Waspadalah kalian dari perkara-perkara baru (dalam agama) karena sesungguhnya semua bid’ah itu sesat.” (HR. Abu Dawud dan At-Tirmidzi)


Segala puji hanyalah milik Allah. Shalawat serta salam semoga selalu tercurah kepada Rasulullah. Wa ba’du.

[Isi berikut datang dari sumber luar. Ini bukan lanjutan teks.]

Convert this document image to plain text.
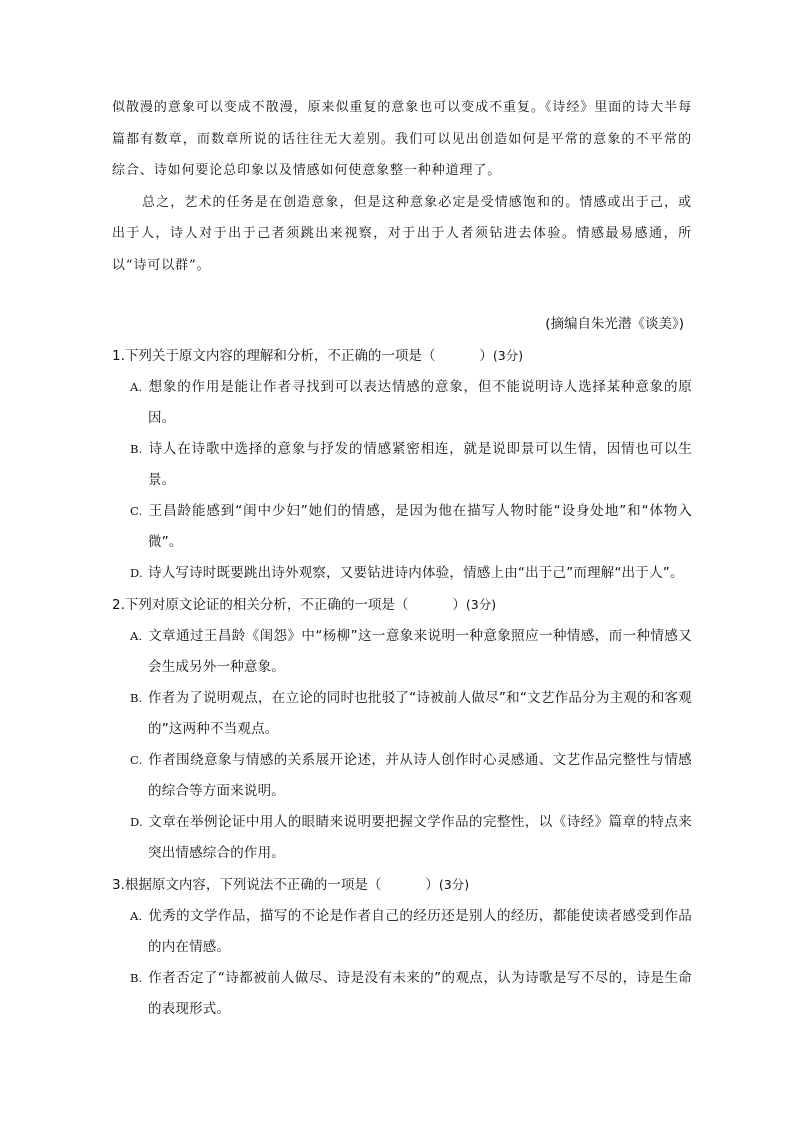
似散漫的意象可以变成不散漫，原来似重复的意象也可以变成不重复。《诗经》里面的诗大半每篇都有数章，而数章所说的话往往无大差别。我们可以见出创造如何是平常的意象的不平常的综合、诗如何要论总印象以及情感如何使意象整一种种道理了。

总之，艺术的任务是在创造意象，但是这种意象必定是受情感饱和的。情感或出于己，或出于人，诗人对于出于己者须跳出来视察，对于出于人者须钻进去体验。情感最易感通，所以“诗可以群”。

(摘编自朱光潜《谈美》)

1.下列关于原文内容的理解和分析，不正确的一项是（	）(3分)

A. 想象的作用是能让作者寻找到可以表达情感的意象，但不能说明诗人选择某种意象的原因。

B. 诗人在诗歌中选择的意象与抒发的情感紧密相连，就是说即景可以生情，因情也可以生景。

C. 王昌龄能感到“闺中少妇”她们的情感，是因为他在描写人物时能“设身处地”和“体物入微”。

D. 诗人写诗时既要跳出诗外观察，又要钻进诗内体验，情感上由“出于己”而理解“出于人”。

2.下列对原文论证的相关分析，不正确的一项是（	）(3分)

A. 文章通过王昌龄《闺怨》中“杨柳”这一意象来说明一种意象照应一种情感，而一种情感又会生成另外一种意象。

B. 作者为了说明观点，在立论的同时也批驳了“诗被前人做尽”和“文艺作品分为主观的和客观的”这两种不当观点。

C. 作者围绕意象与情感的关系展开论述，并从诗人创作时心灵感通、文艺作品完整性与情感的综合等方面来说明。

D. 文章在举例论证中用人的眼睛来说明要把握文学作品的完整性，以《诗经》篇章的特点来突出情感综合的作用。

3.根据原文内容，下列说法不正确的一项是（	）(3分)

A. 优秀的文学作品，描写的不论是作者自己的经历还是别人的经历，都能使读者感受到作品的内在情感。

B. 作者否定了“诗都被前人做尽、诗是没有未来的”的观点，认为诗歌是写不尽的，诗是生命的表现形式。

Kaum muslimin yang dimuliakan Allah, di bulan Rabi’ul Awwal ini, banyak kaum muslimin yang merayakan maulid Nabi. Telah banyak pula tulisan yang menjelaskan bahwa perayaan maulid tidak ada tuntunannya di dalam Islam. Dengan memohon pertolongan Allah, sedikit bahasan ini akan memaparkan alasan mengapa maulid dikategorikan sebagai bid’ah sehingga tidak seyogyanya seorang muslim merayakannya. Semoga Allah memberi taufik kepada kita semua.

Pengertian ringkas Bid’ah

Bid’ah secara lughah atau bahasa berarti muhdats atau menciptakan sesuatu atau mengawali penciptaan sesuatu. Sedangkan secara istilah Ibnu Rajab rahimahullah mengatakan, “Yang dimaksud dengan bid’ah adalah setiap perbuatan yang diada-adakan dalam agama yang tidak ada dalil yang menunjukkan disyari’atkannya perbuatan tersebut” (Jami’ul ‘Ulum wal Hikam, 2/127)

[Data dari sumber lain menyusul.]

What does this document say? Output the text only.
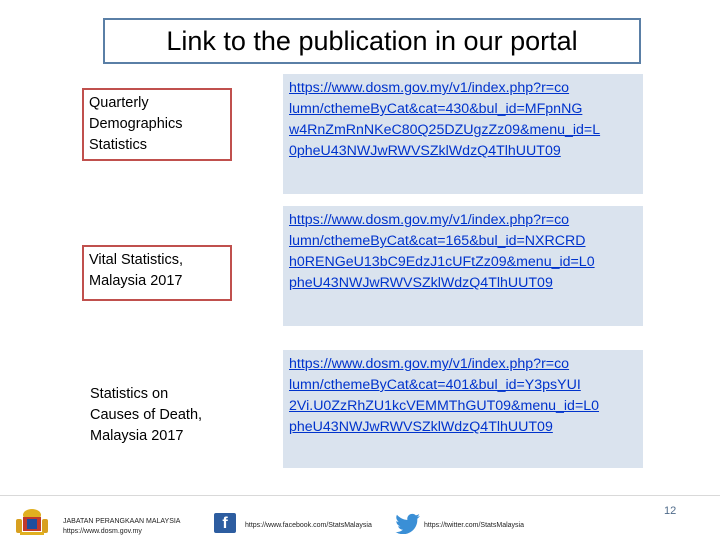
Link to the publication in our portal
Quarterly
Demographics
Statistics
https://www.dosm.gov.my/v1/index.php?r=co
lumn/cthemeByCat&cat=430&bul_id=MFpnNG
w4RnZmRnNKeC80Q25DZUgzZz09&menu_id=L
0pheU43NWJwRWVSZklWdzQ4TlhUUT09
Vital Statistics,
Malaysia 2017
https://www.dosm.gov.my/v1/index.php?r=co
lumn/cthemeByCat&cat=165&bul_id=NXRCRD
h0RENGeU13bC9EdzJ1cUFtZz09&menu_id=L0
pheU43NWJwRWVSZklWdzQ4TlhUUT09
Statistics on
Causes of Death,
Malaysia 2017
https://www.dosm.gov.my/v1/index.php?r=co
lumn/cthemeByCat&cat=401&bul_id=Y3psYUI
2Vi.U0ZzRhZU1kcVEMMThGUT09&menu_id=L0
pheU43NWJwRWVSZklWdzQ4TlhUUT09
JABATAN PERANGKAAN MALAYSIA
https://www.dosm.gov.my	f	https://www.facebook.com/StatsMalaysia	https://twitter.com/StatsMalaysia
12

Berdasarkan pengertian di atas, maka ada dua poin penting yang dapat diambil :

  • Bid’ah hanya berkaitan dengan masalah agama
  • Bid’ah adalah perbuatan yang tidak ada dasarnya dalam agama.

Mengapa maulid dikategorikan sebagai Bid’ah?

Kaum muslimin yang dimuliakan Allah, tentu bagi saudara kita yang merayakannya, maulid adalah ibadah dan perayaan yang sangat agung yang dapat mendatangkan keridhoan Allah ta’ala dan syafa’at Rasul-Nya shallallahu ‘alaihi wa sallam. Maulid Nabi adalah perayaan yang rutin digelar setiap tahunnya sehingga maulid Nabi termasuk hari ‘ied dimana banyak dari kaum muslimin berkumpul di hari tersebut.

Definisi ‘ied

Abul ‘Abbas Ibnu Taimiyyah rahimahullah mengatakan, “’Ied adalah istilah yang diambil karena berulangnya sesuatu untuk sebuah perkumpulan besar. Bisa jadi yang berulang adalah tahun, pekan, bulan, atau semisalnya” (Fathul Majid, hal. 267)

Dengan demikian, maulid dapat dikategorikan sebagai hari ‘ied berdasarkan pengertian di atas karena kesesuaian sifat-sifatnya, sama-sama rutin dan sama-sama merupakan perkumpulan besar kaum muslimin.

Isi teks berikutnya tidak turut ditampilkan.